Economists say US President Donald Trump’s decision to impose 20 percent tariffs on EU imports has weakened growth expectations and added to global economic uncertainty.
As a result, the European Central Bank is likely to maintain a looser monetary policy, which could further reduce consumer borrowing costs across the eurozone.
According to Nordea chief analyst Jan von Gerich, the longer the trade measures remain in place, the stronger the downward pressure on interest rates.
“Growth outlooks are weakening, and that supports lower rates. Inflation pressure is easing, so the ECB has more room to continue cutting,” von Gerich said.
Market expectations suggest that interest rates will stay on a downward trajectory for at least the next year. The 12-month Euribor, the most common reference rate for Finnish mortgages, has already dropped to 2.277 percent — its lowest level this year.
Juhana Brotherus, chief economist at the Federation of Finnish Enterprises, said the trade conflict has fuelled widespread fears of a recession.
“There is now a general fear of a downturn, not just in Europe and the United States, but globally. This has clearly pulled down rate expectations,” Brotherus said.
He noted that although falling interest rates may benefit mortgage-holders in the short term, the broader economic picture is less encouraging.
“Cheaper borrowing isn’t good news if it’s caused by a weaker economy. If Europe and Finland face worsening conditions, the lower rates won’t compensate,” Brotherus said.
Central banks are expected to continue adjusting their policies next week, with a 0.25 percentage point rate cut anticipated from the ECB. Analysts say the introduction of US tariffs has increased the likelihood that rate cuts will continue beyond what was previously expected.
Prior to the tariff announcement, speculation was growing that rate cuts had largely ended. Now the situation has changed.
“Before this shift, many thought we had reached the bottom of the interest rate cycle. Now it looks like there’s room for further cuts,” said von Gerich.
Patrizio Lainà, chief economist at STTK, said the effects may be visible to Finnish households sooner than expected.
“Uncertainty makes people and businesses more cautious.
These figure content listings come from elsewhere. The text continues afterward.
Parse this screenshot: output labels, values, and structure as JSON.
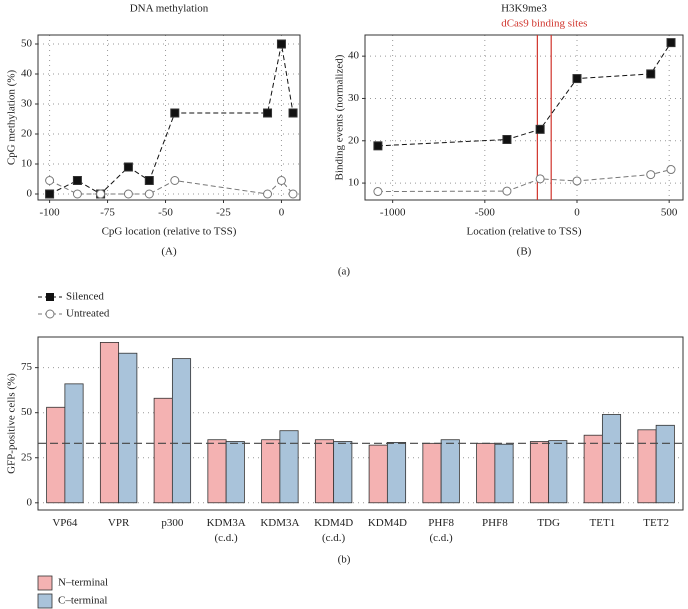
{
  "chart_data": [
    {
      "type": "line",
      "title": "DNA methylation",
      "x_label": "CpG location (relative to TSS)",
      "y_label": "CpG methylation (%)",
      "caption": "(A)",
      "x": [
        -100,
        -88,
        -78,
        -66,
        -57,
        -46,
        -6,
        0,
        5
      ],
      "series": [
        {
          "name": "Silenced",
          "color": "#111111",
          "marker": "square",
          "line_style": "dashed",
          "values": [
            0,
            4.5,
            0,
            9,
            4.5,
            27,
            27,
            50,
            27
          ]
        },
        {
          "name": "Untreated",
          "color": "#777777",
          "marker": "circle",
          "line_style": "dashed",
          "values": [
            4.5,
            0,
            0,
            0,
            0,
            4.5,
            0,
            4.5,
            0
          ]
        }
      ],
      "xlim": [
        -105,
        8
      ],
      "xticks": [
        -100,
        -75,
        -50,
        -25,
        0
      ],
      "ylim": [
        -2,
        53
      ],
      "yticks": [
        0,
        10,
        20,
        30,
        40,
        50
      ],
      "grid": true
    },
    {
      "type": "line",
      "title": "H3K9me3",
      "x_label": "Location (relative to TSS)",
      "y_label": "Binding events (normalized)",
      "caption": "(B)",
      "x": [
        -1080,
        -380,
        -200,
        0,
        400,
        510
      ],
      "series": [
        {
          "color": "#111111",
          "marker": "square",
          "line_style": "dashed",
          "values": [
            18.8,
            20.3,
            22.7,
            34.7,
            35.8,
            43.2
          ]
        },
        {
          "color": "#777777",
          "marker": "circle",
          "line_style": "dashed",
          "values": [
            8,
            8.1,
            11,
            10.5,
            12,
            13.2
          ]
        }
      ],
      "vlines": [
        -215,
        -140
      ],
      "vline_color": "#d0342c",
      "vline_label": "dCas9 binding sites",
      "xlim": [
        -1150,
        575
      ],
      "xticks": [
        -1000,
        -500,
        0,
        500
      ],
      "ylim": [
        6,
        45
      ],
      "yticks": [
        10,
        20,
        30,
        40
      ],
      "grid": true
    },
    {
      "type": "bar",
      "y_label": "GFP-positive cells (%)",
      "caption": "(b)",
      "categories": [
        "VP64",
        "VPR",
        "p300",
        "KDM3A\n(c.d.)",
        "KDM3A",
        "KDM4D\n(c.d.)",
        "KDM4D",
        "PHF8\n(c.d.)",
        "PHF8",
        "TDG",
        "TET1",
        "TET2"
      ],
      "series": [
        {
          "name": "N–terminal",
          "color": "#f4b2b2",
          "values": [
            53,
            89,
            58,
            35,
            35,
            35,
            32,
            33,
            33,
            34,
            37.5,
            40.5
          ]
        },
        {
          "name": "C–terminal",
          "color": "#a9c3da",
          "values": [
            66,
            83,
            80,
            34,
            40,
            34,
            33.5,
            35,
            32.5,
            34.5,
            49,
            43
          ]
        }
      ],
      "hline": 33,
      "ylim": [
        -4,
        92
      ],
      "yticks": [
        0,
        25,
        50,
        75
      ],
      "grid": true
    }
  ],
  "panel_label": "(a)"
}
That lowers inflation and puts more pressure on central banks to cut rates,” Lainà told Iltalehti.
He said the 12-month Euribor could remain near 2 percent in the near future, and may even fall below that threshold.
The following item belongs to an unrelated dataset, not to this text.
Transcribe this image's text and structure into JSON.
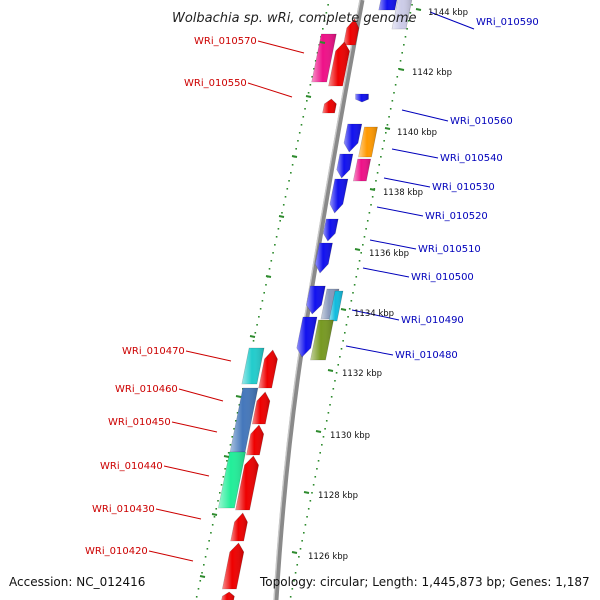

“There is downward pressure in any case,” Lainà said.
Still, both Lainà and Brotherus warned that falling interest rates are no cause for celebration. If export-dependent industries suffer, the impact on employment could outweigh any savings on mortgages.
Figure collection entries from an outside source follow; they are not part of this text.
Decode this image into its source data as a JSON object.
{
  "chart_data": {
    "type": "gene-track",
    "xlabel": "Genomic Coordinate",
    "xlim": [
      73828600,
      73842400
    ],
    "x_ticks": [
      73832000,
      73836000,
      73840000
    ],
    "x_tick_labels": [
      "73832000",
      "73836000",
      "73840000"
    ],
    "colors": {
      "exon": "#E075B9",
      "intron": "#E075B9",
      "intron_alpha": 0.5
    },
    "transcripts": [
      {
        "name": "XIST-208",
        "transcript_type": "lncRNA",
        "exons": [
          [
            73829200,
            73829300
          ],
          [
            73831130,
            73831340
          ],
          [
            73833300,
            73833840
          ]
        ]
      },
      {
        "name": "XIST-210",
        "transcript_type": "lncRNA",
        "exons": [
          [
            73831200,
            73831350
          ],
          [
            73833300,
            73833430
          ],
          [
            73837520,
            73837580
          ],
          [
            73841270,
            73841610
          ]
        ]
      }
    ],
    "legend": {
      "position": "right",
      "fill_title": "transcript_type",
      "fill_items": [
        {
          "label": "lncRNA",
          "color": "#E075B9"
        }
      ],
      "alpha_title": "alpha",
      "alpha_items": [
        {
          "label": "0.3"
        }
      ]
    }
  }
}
“If your job depends on exports to the US or global markets, fears about job security might be more important than interest rate movements. Slower economic growth also means slower wage growth, and that affects everyone,” Brotherus said.
Despite potential benefits for borrowers, Minister for Foreign Trade and Development Ville Tavio has warned of clear negative impacts on Finland’s economy. He is currently attending a meeting of EU trade ministers to discuss the bloc’s response to US tariff actions.
Tavio has said Finland supports trade liberalisation and believes in resolving disputes through negotiation. He also stated the EU would take “strong and proportionate” countermeasures where needed to protect European consumers and businesses.
As markets continue to react to trade instability, economists say the situation remains volatile. Uncertainty surrounding Trump’s trade policy is complicating forecasts, with both upswings and downturns possible depending on upcoming decisions.
“There’s no single predictable path right now,” von Gerich said. “We need to prepare for both better and worse developments.”